I was kind of fun tht argument ... and hey i m not writing this so to defend homosexuality or something .. its a general comment.

AGENT LOVE ::

Two girls gave some nice tips on kissing ;)

GARAM MASALA ::

Again one of those trying to make people laugh by doing all sorts of controversial comedy .. gud .. but bad as well. Akshay at its prime ... i mean hes meant for those mishievious roles na ..... lol .. john .. superb overacting .. he aint a comic guy [ sorry if i hurt someone .. i knw MEGHA's a fan .. but admit it .. hes not gud at comedy man .. all i love abt JOHN is his VOICE .. and the CUTE DIMPLE SMILE ] .

KYUN KI .. [ i dont knw whos fate is it .. mine of there ] ::

Nice but obnoxious at times. Umm i nevr understood wht were they trying to show.
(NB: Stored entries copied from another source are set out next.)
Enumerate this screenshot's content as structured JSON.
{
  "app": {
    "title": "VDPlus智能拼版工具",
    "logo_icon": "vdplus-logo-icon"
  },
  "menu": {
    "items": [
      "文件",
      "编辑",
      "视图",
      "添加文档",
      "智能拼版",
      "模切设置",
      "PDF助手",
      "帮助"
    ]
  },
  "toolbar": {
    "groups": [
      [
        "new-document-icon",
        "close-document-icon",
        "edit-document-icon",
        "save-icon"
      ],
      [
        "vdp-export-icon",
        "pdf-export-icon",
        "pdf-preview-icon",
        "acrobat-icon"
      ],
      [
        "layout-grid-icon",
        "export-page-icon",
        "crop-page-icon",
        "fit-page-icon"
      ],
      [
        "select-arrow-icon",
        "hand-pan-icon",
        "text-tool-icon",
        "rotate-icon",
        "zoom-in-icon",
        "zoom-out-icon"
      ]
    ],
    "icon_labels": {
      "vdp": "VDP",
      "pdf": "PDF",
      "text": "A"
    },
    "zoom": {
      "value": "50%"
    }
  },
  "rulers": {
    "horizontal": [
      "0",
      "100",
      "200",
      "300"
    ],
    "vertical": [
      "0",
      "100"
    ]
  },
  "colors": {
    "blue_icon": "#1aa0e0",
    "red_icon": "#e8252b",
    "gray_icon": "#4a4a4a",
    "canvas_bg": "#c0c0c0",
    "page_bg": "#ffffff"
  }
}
Salman dies in the end [ ha ha ha i ruined someones movie haan .... ]. The songs r obviously gud. Kareena liked after a million years .. wud continue hating her soon ..

well thts it i guess .... did few more things. Though it wasnt boring as was dusshera .. but yet u knw this freaky mind demands fun every second .. and the heart conspires .. and thus i feel a bit of boredom.

SO happy diwali friendz.

Light up my thoughts & my dreams
Let the mind think & the heart conspire
GOd .. show me the way ....
take me to LOVE ...


PS :: gone crazy for 'G' - Ganesh Hegde .. the songs so so .... but wht a superb dance man. DAncing sensation na. THe last 2 lines r frm BRIDE & PREJUDICE .. wasnt tht bad a movie .. is it ??